Ternyata Tuhan memiliki rencana yang begitu indah, ketika Dia mengijinkan hamba Tuhan ini berada dipengungsian. karena dari rumah keluarga Wongso Pairo inilah, Komunitas
Pantekosta di kaloran-Banyon terbentuk, dan ditempat ini pula ibadah pertama umat Pantekosta
di Kaloran Banyon itu diselenggarakan, yang kemudian hari banyak jiwa dimenangkan
bagi Kristus. Dalam perkembangannya, umat Pantekosta di Kaloran Banyon ini
disebut Jemaat Pantekosta di Indonesia Klaten, cabang Banyon.
Setelah
situasi dan kondisi aman, keluarga Pdt. Sudiharjo tinggalkan pengungsian, kembali ke rumah kontrakannya di kampung pondok. Sementara itu,
hamba Tuhan ini masih terus bergumul didalam doa dan puasa untuk tempat ibadahnya
yang belum pasti, dan masalah itu menjadi beban dan tanggung jawab yang berat bagi beliau. Beliau memiliki kerinduan
yang begitu besar untuk bisa menyediakan tempat ibadah sendiri bagi umat Tuhan, tanpa harus digusur dan berpindah-pindah
lagi, sehingga dapat melihat kawanan ‘domba’ gembalaannya itu dapat berbakti dengan damai.
Awal
Februari 1943, Dalam doa Puasanya,
Tuhan memberikan Hikmat
kepada Bapak Pdt. Sudiharjo untuk membawa
GerejaNya ke RUMAH KONTRAKANNYA di
kampung Pondok Jl.
Pulosari 6 Klaten. Di tempat inilah pada akhirnya Jemaat GPdI
Klaten dapat ber
ibadah secara rutin dan melakukan kegiatan-kegiatan keagamaannya. Namun ada sesuatu yang
membuat Bapak Gembala Sudiharjo sedih dan itu merupakan ujian juga bagi beliau.

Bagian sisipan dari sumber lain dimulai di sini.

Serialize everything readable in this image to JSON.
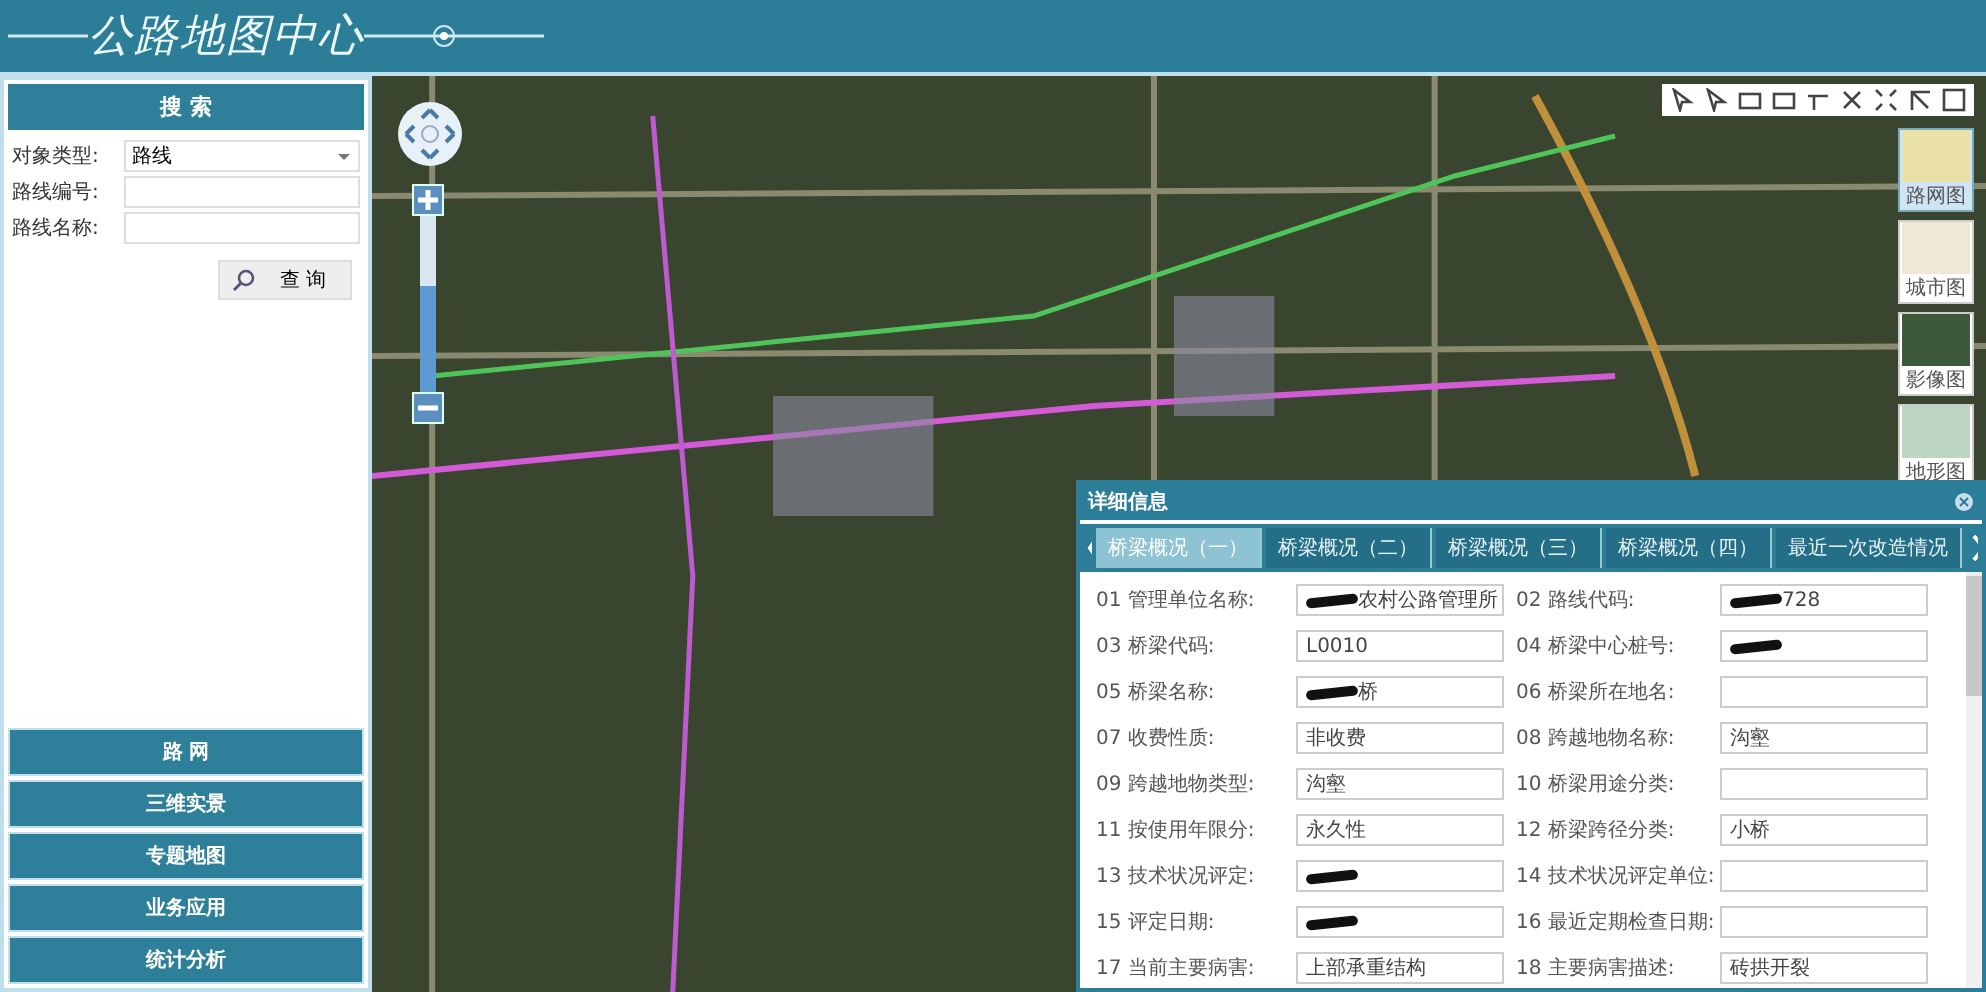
{
  "header": {
    "title": "公路地图中心"
  },
  "search": {
    "title": "搜 索",
    "fields": [
      {
        "kind": "select",
        "label": "对象类型:",
        "value": "路线"
      },
      {
        "kind": "text",
        "label": "路线编号:"
      },
      {
        "kind": "text",
        "label": "路线名称:"
      }
    ],
    "button": "查 询"
  },
  "nav": [
    {
      "label": "路 网",
      "selected": false
    },
    {
      "label": "三维实景",
      "selected": false
    },
    {
      "label": "专题地图",
      "selected": false
    },
    {
      "label": "业务应用",
      "selected": false
    },
    {
      "label": "统计分析",
      "selected": false
    }
  ],
  "map": {
    "zoom": {
      "level": 0.6
    },
    "basemaps": [
      {
        "label": "路网图",
        "selected": true
      },
      {
        "label": "城市图",
        "selected": false
      },
      {
        "label": "影像图",
        "selected": false
      },
      {
        "label": "地形图",
        "selected": false
      }
    ]
  },
  "details": {
    "title": "详细信息",
    "tabs": [
      {
        "label": "桥梁概况（一）",
        "selected": true
      },
      {
        "label": "桥梁概况（二）",
        "selected": false
      },
      {
        "label": "桥梁概况（三）",
        "selected": false
      },
      {
        "label": "桥梁概况（四）",
        "selected": false
      },
      {
        "label": "最近一次改造情况",
        "selected": false
      }
    ],
    "fields": [
      {
        "label": "01 管理单位名称:",
        "value": "农村公路管理所",
        "redacted": true
      },
      {
        "label": "02 路线代码:",
        "value": "728",
        "redacted": true
      },
      {
        "label": "03 桥梁代码:",
        "value": "L0010"
      },
      {
        "label": "04 桥梁中心桩号:",
        "redacted": true
      },
      {
        "label": "05 桥梁名称:",
        "value": "桥",
        "redacted": true
      },
      {
        "label": "06 桥梁所在地名:"
      },
      {
        "label": "07 收费性质:",
        "value": "非收费"
      },
      {
        "label": "08 跨越地物名称:",
        "value": "沟壑"
      },
      {
        "label": "09 跨越地物类型:",
        "value": "沟壑"
      },
      {
        "label": "10 桥梁用途分类:"
      },
      {
        "label": "11 按使用年限分:",
        "value": "永久性"
      },
      {
        "label": "12 桥梁跨径分类:",
        "value": "小桥"
      },
      {
        "label": "13 技术状况评定:",
        "redacted": true
      },
      {
        "label": "14 技术状况评定单位:"
      },
      {
        "label": "15 评定日期:",
        "redacted": true
      },
      {
        "label": "16 最近定期检查日期:"
      },
      {
        "label": "17 当前主要病害:",
        "value": "上部承重结构"
      },
      {
        "label": "18 主要病害描述:",
        "value": "砖拱开裂"
      }
    ]
  }
}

Pasca pem’bumi hangus’ an kota Klaten, banyak anggota
jemaat yang masih mengungsi [di Kota besar],
akhirnya mereka tidak kembali lagi ke Klaten
karena takut [trauma], sehingga Jemaat Pantekosta yang dapat dikumpulkan kembali
Pasca pem’bumi-hangusan’ kota Klaten itu hanya beberapa orang. Yang masih
diingat oleh nara sumber penulis, jemaat yang tersisa yang akhirnya jadi
pioneer Gereja Pantekosta di Indonesia Klaten pada waktu itu adalah antara lain
Keluarga Smith, Ibu Kadiyem (beliau masih
sugeng sampai kesaksian ini ditulis), Keluarga orang tua dari Bapak Hartono
[Kauman], Yan Basuki [alm].
Dengan seberapa jemaat yang ada,
jemaat Pantekosta dapat berbakti dengan sedikit lebih nyaman dirumah kontrakan
Gembala sidangnya. tetapi bayang-bayang tekanan
dan penggusuran dari pihak-pihak yang tidak menghendaki kehadiran gereja masih
mengancam. Lebih-lebih, status tanah dan bangunan yang ditempati keluarga
Sudiharjo itu, selama ini masih dikuasai oleh
orang lain dan berpindah-pindah tangan. Dari Meneer Ver Beek, dibeli keluarga
Tio Hong Swan, kemudian koperasi batik Klaten [BAKA]. Dan baru di tahun 1965 nanti, setelah melalui
proses yang panjang dan berat, dengan cara Tuhan tanah di jl. Pulosari 6 Pondok Klaten itu dapat dibeli oleh Keluarga Pdt. Sudiharjo.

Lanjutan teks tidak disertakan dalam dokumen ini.